Kid-ing with Kayla: Our last names don’t match but our hearts do!
Kid-ing with Kayla: A name doesn’t define a family
Kid-ing with Kayla: My last name will never be the same as my son’s. That sentence still stings to say but a viral video on this topic has helped me heal.
At one o’clock in the morning, I was last-minute writing Christmas cards to my son’s teachers when I started to cry. After nearly five years, I’m still embarrassed to sign my name because it’s different from my son’s. “This is so weird,” I said to myself. “Why can’t I get over this grief of something that seems so minor?” So, I took to Instagram story to see if anyone had coping suggestions. I don’t normally post my personal emotions unless I think it will make someone laugh. However, I’m so glad I did.

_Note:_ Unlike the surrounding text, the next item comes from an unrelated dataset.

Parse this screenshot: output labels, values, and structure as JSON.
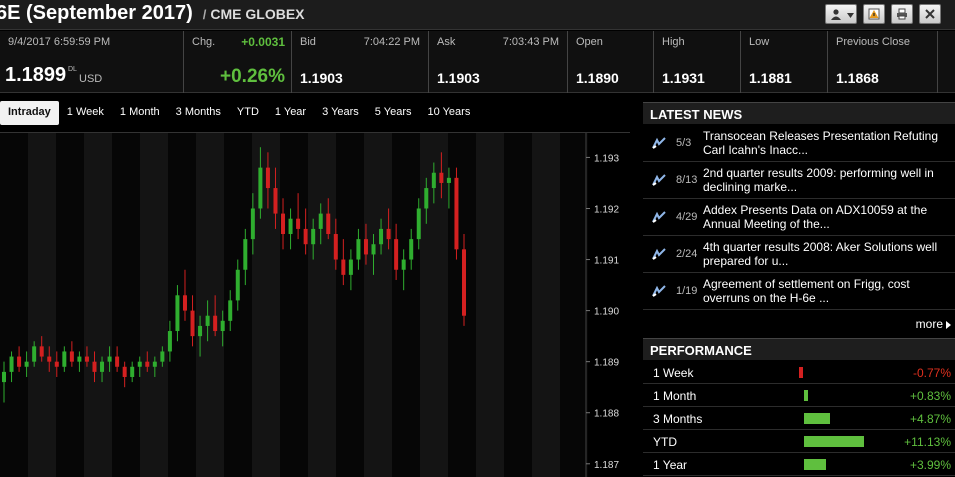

So many people responded and even told me it made them feel better to see I am also struggling with the reality that my name doesn’t match my son’s. What’s worse? My fear that my son will struggle with it too.
I am now engaged to be married and my future husband has a son with his last name. That means my son will be the only one with a different name in the household if I decide to take his name. I considered keeping my maiden name so it wouldn’t match any of the children in the home but once I read the thousands of comments on my post, I decided I am going to focus on the feeling of family instead of the name.
So many people explained how as long as you treat someone as if they are equally loved and part of the family, the names don’t matter. My favorite comment was, “it’s not the name that binds a family, it’s the love.” Therefore, I plan to not focus on the last name. We will not have any signs with last names or rugs and we will sign our Christmas cards with our first names.